Except there were a few crucial differences. For one thing, this was actually fun. It can never be strictly enjoyable to see United go behind to a League Two side, but the football both Leeds and Chesterfield were playing was a world away from hoofball and its trenches cliches; this was an open game, with passing, chances and excitement. One for the neutral as they say, but after the perpetual Warnock winter that descended on every game last season, this good match, drenched in evening sunshine, was one for Leeds fans too.

And about that attendance. 17,466 was of Warnock era proportions, but most of those were Championship games. 19,104 turned up on a Saturday afternoon last season to see Leeds smacked 6-1 by Watford; 17,717 for a 1-0 win over Leicester on a Tuesday night. The nearest equivalent to this match last season, discounting the Shrewsbury game on a Saturday, was Oxford in the 2nd round of the League Cup, which got 13,713. Getting 4,000 more through the gate last night got the applause it deserved.

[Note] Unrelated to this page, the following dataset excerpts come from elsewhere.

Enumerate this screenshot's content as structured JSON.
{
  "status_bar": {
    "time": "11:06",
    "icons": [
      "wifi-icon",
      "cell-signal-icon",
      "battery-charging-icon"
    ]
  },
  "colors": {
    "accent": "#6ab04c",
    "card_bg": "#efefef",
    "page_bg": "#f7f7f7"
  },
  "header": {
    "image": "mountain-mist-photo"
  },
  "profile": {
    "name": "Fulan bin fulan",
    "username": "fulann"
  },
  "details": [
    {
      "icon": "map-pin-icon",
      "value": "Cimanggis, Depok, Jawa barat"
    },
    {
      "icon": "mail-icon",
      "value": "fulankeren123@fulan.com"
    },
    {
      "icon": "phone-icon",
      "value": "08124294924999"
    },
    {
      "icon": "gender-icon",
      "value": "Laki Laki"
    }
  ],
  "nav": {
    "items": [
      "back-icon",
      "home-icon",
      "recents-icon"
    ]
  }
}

Then there was Michael Brown, the spectre, sending a shiver down the teamsheet, and surprising everybody by scoring a brilliant goal. It shouldn’t be surprising that Brown can score emphatically from midfield – he did it 24 times in one season for Sheffield United, once. But that’s perhaps the problem. You never hear the end of those 24 goals in a season that he scored one time, and we’ll probably never hear the end of this, but the question about why it hasn’t happened more often in Brown’s two seasons and counting of phoning it in at Leeds will be dodged. We’ll let him have his moment, though. Adults were speechless. Children were crying. It was a genuine were-you-there? goal.

The other big moments belonged to Jason Pearce and Dom Poleon, Pearce for a goal line clearance to prevent a Chesterfield equaliser, and Poleon for the goal – and celebration – that put Leeds ahead in the first place.  Maybe it was seeing Browny’s goal that did it, but after running from deep Poleon opted for just whacking it early, and his brilliant low drive caught the keeper out. The subsequent dance almost caught Poleon out with the good taste police, but he seemed to enjoy it

The only discomfort to take from the evening is that, with seven changes from Saturday, our squad doesn’t look deep enough for the Championship; Chesterfield are a good Fourth Division team, and it seems like our second string are, too. Aidy White played behind the front two again, and, well, it’s the passing you see, it’s the passing. Matt Smith didn’t get the chance to repeat his lovely assist from Saturday and rumbled around without much effect, while after trying to be nice about Brown, I haven’t got much left to flatter David Norris. Zac Thompson and Adam Drury struggled to give the team any attacking width outside the diamond, although Drury did link well with McCormack when he came on; Pearce and Tom Lees let Chesterfield have too many chances a) to take the lead b) equalise and c) go on and win it. Brian McDermott mentioned on Radio Leeds after the game that those two are having to play every game at the moment, before lifting his shirt to reveal a ‘Free Matt Mills’ t-shirt and bursting into tears, and you can feel his pain; the squad needs more. 

The performance, though, was enough for now. After the sustained elation of Saturday, the first round of the League Cup was never going to match it. But I’m surprised I enjoyed it as much as I did. Keep surprising me, Leeds.